Depuis plus de 40 ans, j’œuvre dans le milieu des communications. Au moins 30 de ces années ont été consacrées à l’exercice du journalisme. Mon entrée au cabinet de Mme Blais, marque la fin de cet important volet de ma carrière. À l’heure des bilans, je dois admettre que j’ai bourlingué à une vitesse folle dans l’univers médiatique. J’ai eu le privilège d’entrer chez vous, dans votre intimité familiale, grâce à nos journaux de Québec, mais aussi par la télé et surtout la radio, où s’est déroulée la plus grande partie de ma carrière. À Québec, j’ai été un des rares à diriger la programmation de deux stations, CJRP et CHRC, après avoir fait mes débuts à CKCV à la fin des années 1960.

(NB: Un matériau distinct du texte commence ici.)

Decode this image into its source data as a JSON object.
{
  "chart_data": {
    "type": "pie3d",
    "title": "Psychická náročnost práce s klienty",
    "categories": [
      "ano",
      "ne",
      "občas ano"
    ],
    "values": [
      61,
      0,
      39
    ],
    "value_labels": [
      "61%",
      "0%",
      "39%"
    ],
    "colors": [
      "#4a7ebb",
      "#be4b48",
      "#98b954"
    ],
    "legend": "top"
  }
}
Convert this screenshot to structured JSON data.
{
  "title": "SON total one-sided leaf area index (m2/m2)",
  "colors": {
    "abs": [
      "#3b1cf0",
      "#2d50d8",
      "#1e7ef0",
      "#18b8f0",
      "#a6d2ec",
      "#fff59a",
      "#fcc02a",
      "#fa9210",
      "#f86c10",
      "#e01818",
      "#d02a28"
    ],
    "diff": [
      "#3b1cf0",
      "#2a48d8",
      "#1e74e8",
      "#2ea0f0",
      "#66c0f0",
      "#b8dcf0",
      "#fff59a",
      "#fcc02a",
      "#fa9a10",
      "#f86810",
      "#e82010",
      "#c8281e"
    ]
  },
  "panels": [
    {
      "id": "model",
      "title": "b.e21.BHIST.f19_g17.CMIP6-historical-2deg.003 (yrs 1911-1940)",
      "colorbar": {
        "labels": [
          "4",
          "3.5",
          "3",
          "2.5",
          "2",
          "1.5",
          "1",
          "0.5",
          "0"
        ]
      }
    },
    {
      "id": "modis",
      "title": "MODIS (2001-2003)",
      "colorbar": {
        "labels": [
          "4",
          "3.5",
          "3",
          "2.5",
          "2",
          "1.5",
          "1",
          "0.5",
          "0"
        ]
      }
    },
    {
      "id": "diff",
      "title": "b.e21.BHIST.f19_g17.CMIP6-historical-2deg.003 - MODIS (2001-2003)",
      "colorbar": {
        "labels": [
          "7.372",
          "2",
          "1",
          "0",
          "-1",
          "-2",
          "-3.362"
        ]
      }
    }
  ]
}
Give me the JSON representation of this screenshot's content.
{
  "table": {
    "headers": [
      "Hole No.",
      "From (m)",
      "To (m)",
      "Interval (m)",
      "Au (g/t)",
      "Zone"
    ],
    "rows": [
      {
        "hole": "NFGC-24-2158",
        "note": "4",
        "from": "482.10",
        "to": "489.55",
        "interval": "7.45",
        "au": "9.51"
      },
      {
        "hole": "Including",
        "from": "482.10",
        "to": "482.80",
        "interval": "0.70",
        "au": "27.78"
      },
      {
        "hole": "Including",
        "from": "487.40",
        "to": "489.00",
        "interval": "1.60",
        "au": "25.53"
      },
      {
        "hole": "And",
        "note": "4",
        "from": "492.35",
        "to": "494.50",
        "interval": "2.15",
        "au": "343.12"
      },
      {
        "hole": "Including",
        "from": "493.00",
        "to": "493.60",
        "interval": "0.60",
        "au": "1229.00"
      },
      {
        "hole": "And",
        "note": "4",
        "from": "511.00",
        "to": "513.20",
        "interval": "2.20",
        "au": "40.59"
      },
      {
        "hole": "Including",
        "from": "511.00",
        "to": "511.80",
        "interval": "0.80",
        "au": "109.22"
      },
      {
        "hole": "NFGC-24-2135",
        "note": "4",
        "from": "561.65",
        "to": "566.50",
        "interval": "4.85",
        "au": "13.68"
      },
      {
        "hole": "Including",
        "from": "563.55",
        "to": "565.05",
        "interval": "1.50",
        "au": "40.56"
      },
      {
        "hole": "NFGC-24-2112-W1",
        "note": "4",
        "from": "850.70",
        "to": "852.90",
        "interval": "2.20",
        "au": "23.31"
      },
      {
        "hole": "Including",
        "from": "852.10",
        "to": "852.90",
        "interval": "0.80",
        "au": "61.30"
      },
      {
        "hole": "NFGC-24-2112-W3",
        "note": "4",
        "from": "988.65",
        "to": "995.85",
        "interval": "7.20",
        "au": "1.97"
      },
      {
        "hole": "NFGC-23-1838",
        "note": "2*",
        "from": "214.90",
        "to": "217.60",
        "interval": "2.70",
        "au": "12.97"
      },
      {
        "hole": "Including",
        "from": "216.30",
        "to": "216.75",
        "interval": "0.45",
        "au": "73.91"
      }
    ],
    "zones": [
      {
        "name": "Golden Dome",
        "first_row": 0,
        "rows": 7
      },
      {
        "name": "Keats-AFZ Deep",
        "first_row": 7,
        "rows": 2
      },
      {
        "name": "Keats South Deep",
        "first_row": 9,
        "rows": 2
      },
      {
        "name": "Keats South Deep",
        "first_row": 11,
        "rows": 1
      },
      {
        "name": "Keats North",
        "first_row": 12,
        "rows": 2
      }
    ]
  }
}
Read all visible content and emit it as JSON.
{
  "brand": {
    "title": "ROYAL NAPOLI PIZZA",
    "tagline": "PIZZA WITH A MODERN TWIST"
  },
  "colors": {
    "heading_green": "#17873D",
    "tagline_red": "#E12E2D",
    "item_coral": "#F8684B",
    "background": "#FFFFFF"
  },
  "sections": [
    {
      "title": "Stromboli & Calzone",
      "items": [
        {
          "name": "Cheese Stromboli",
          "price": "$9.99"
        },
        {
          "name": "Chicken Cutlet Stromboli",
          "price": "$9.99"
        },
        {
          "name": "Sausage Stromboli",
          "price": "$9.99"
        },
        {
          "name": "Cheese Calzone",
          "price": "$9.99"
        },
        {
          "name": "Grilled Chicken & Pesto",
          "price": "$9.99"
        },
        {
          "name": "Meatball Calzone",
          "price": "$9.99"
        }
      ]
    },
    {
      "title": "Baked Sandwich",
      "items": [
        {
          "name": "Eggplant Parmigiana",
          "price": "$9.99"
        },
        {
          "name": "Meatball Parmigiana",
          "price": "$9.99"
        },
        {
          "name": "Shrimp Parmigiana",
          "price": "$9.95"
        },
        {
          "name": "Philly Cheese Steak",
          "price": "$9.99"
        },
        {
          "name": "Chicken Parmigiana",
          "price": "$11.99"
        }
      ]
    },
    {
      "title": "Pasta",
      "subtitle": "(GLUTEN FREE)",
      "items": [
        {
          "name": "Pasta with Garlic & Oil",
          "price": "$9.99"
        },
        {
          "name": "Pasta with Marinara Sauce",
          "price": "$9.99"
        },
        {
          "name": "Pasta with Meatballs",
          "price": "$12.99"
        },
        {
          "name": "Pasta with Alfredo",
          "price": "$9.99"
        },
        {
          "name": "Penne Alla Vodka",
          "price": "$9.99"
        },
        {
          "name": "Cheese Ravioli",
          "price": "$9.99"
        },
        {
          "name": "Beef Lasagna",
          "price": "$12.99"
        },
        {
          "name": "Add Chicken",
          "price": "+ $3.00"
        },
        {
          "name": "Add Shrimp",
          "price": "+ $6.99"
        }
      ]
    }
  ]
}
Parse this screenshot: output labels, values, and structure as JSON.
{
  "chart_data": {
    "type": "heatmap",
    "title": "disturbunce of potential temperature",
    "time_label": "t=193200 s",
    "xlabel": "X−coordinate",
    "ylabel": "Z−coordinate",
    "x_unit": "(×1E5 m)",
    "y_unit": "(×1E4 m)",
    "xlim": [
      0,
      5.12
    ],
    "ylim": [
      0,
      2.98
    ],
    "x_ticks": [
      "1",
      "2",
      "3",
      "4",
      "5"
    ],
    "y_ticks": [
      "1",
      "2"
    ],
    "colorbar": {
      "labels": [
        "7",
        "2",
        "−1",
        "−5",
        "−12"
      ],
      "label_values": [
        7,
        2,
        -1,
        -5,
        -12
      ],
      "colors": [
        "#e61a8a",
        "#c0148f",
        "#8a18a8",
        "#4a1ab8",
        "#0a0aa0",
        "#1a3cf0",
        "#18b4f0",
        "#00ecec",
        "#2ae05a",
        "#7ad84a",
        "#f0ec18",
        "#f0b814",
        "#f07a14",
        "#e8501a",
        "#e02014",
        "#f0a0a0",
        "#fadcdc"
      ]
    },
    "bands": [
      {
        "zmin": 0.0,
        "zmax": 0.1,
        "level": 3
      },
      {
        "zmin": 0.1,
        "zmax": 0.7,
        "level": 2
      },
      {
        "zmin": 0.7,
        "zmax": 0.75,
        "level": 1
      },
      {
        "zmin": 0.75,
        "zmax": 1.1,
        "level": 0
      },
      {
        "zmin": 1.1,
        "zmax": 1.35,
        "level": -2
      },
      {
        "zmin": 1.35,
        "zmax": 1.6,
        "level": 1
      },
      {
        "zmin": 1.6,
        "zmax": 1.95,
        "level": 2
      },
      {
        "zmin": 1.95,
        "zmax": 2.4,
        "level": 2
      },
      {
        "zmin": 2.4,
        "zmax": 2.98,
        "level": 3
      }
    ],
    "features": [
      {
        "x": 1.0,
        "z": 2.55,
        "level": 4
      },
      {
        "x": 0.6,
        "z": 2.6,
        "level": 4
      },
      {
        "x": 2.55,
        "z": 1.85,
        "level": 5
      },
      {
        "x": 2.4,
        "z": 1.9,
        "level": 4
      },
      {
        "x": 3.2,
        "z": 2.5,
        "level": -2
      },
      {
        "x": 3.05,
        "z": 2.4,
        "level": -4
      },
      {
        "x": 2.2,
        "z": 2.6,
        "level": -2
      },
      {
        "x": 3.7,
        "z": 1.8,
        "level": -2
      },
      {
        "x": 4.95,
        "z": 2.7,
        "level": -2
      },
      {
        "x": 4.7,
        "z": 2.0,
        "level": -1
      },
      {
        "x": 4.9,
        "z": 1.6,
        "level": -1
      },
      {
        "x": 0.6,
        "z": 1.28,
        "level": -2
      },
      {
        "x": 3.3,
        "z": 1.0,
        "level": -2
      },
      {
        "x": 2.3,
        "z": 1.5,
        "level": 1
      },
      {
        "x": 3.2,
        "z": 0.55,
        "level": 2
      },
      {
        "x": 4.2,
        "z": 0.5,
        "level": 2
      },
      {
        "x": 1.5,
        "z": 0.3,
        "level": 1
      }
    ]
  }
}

Ces années m’ont permis de côtoyer de grands communicateurs. Je pense particulièrement à François Baby, mon mentor, André Arthur, Gilles Proulx, Simon Bédard, Mathias Rioux, Claude Poirier et combien d’autres, dont ma nouvelle patronne, la ministre Marguerite Blais, avec qui j'ai partagé l’antenne de CJMS au milieu des années 1970. Ces années m’ont aussi amené à couvrir ou initier des événements marquant de l’histoire du Québec. Je songe notamment à l’émeute de la United Aircraft, l’enquête sur l’industrie de la construction et le rôle obscur d’André «Dédé» Desjardins, la Crise d’Oka, l’affaire Whilemny, la création du Prix Bolo, la Guerre du Golfe et, plus près de nous, l’extraordinaire histoire d’amitié entre l’ex-coroner Stanislas Déry et son ami allemand Peter Heisig, etc.
Ces années passées dans le milieu de l’information ont été pour moi plus excitantes que n’importe quelle drogue. Elles ont été, après mes enfants à qui je n’ai pas toujours consacré le temps nécessaire, mon intérêt à la vie. Au fond, c’est sans doute un cliché, rendu où j’en suis, mais mes lecteurs, mes auditeurs, auront été l’oxygène de ma carrière. Il s’est établi une complicité indescriptible entre nous et je vous en remercie du fond de mon cœur.
Le défi qui m’est proposé est emballant. Par un concours de circonstances, j’ai eu à diriger une résidence de personnes âgées pour y découvrir une richesse inestimable. Avec l’équipe ministérielle de Marguerite Blais, je pourrai m’investir dans le mieux-être de nos aînés, une cause qui va progressant au Québec et particulièrement à Québec, qui vient de joindre les rangs des «Villes amies des aînés».
C’est avec un pincement au cœur que je quitte cette profession. Mais, c’est avec enthousiasme que j’affronte ce nouveau défi. Au bout du compte, je suis réconforté par le sentiment unique que mes lecteurs, mes auditeurs seront fidèles au rendez-vous et sauront continuer à alimenter la complicité qui nous est chère.